I recently had the opportunity to meet with the CEO of a fascinating technology company called iSentium. The company has the ability to analyze some 50 million Twitter messages per hour to search for signals about the stock market’s reaction to social media messages.
One of the interesting anecdotes from that meeting was the observation that an estimated 97 percent of news headlines make their way onto Twitter before they appear on the major news wires. Twitter’s impressive propagation speed – the time it takes for a message to make its way through webs of interconnected accounts via “Retweets” – has drawn the interest of data analytics firms.
For companies engaged in high-frequency trading (HFT), access to data distilled from Twitter and other social media sources has become increasingly important. The marriage between super-fast purveyors of data and super-fast traders of stocks that react to new information is such a good fit, its occurrence seems almost inevitable.
While there are many types of high-frequency traders, the media has fixated on a particular aspect of their operations: latency arbitrage. Latency refers to the delay between a trading decision and its execution. In his book, Dark Pools: The Rise of the Machine Traders and the Rigging of the U.S. Stock Market, author Scott Patterson provides a fascinating description of another HFT phenomenon: co-location, the housing of trading computers in the same facility as an exchange for the purpose of optimizing speed.

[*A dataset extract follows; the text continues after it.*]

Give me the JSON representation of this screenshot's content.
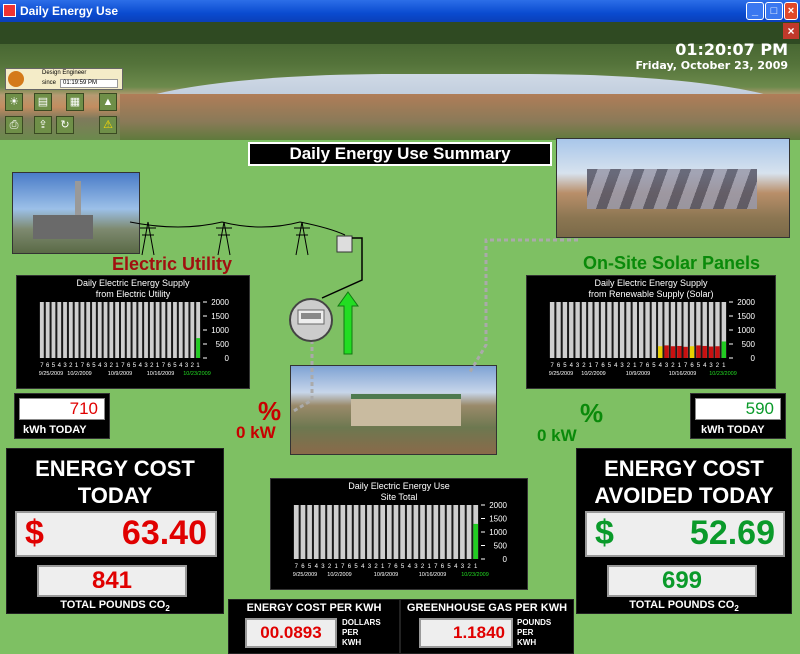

In a recent blog article, financial journalist Felix Salmon observed that HFT is much more complex than just exploiting the advantages that stem from latency arbitrage and co-location. The process of latency arbitrage – which involves, as he puts it, “trying to buy or sell at yesterday’s prices, in the knowledge of where the price is today” – is just part of the picture.
While it’s clear that there’s much more to HFT than latency arbitrage, it’s hard not to be impressed by the potential for some trading institutions to realize an economic advantage from the lightning-fast speed at which Twitter processes data. The speed at which news events are disseminated can be an advantage for firms which can execute trades faster than others, even if the time differential seems infinitesimally small to non-professional traders. In the world of Twitter data propagation, time is measured in milliseconds (i.e., 1/1000 of a second).
An academic study of the propagation speed and social influence of Twitter analyzed the millions of Tweet replies that had resulted from a sample of 58 million Twitter messages. The study revealed that 37 percent of message flows had spread more then “three hops” away from the message’s originator. According to the study, 25 percent of those replies were generated within 67 seconds of the original tweet.
There’s a clear convergence underway among big data, social media analytics and institutional trading. Where this convergence will ultimately lead, and what its implications will be for individual traders, will be the subject of ongoing debate. Whatever the outcome of that debate, social media analytics are likely to play an increasing role in the world of institutional trading.
What about non-professional traders? Some investors — those individuals who hadn’t received wedding invitations to the union of “fast Tweets” and “fast trades” — may inevitably find themselves using “yesterday’s news” to trade stocks at “yesterday’s prices.”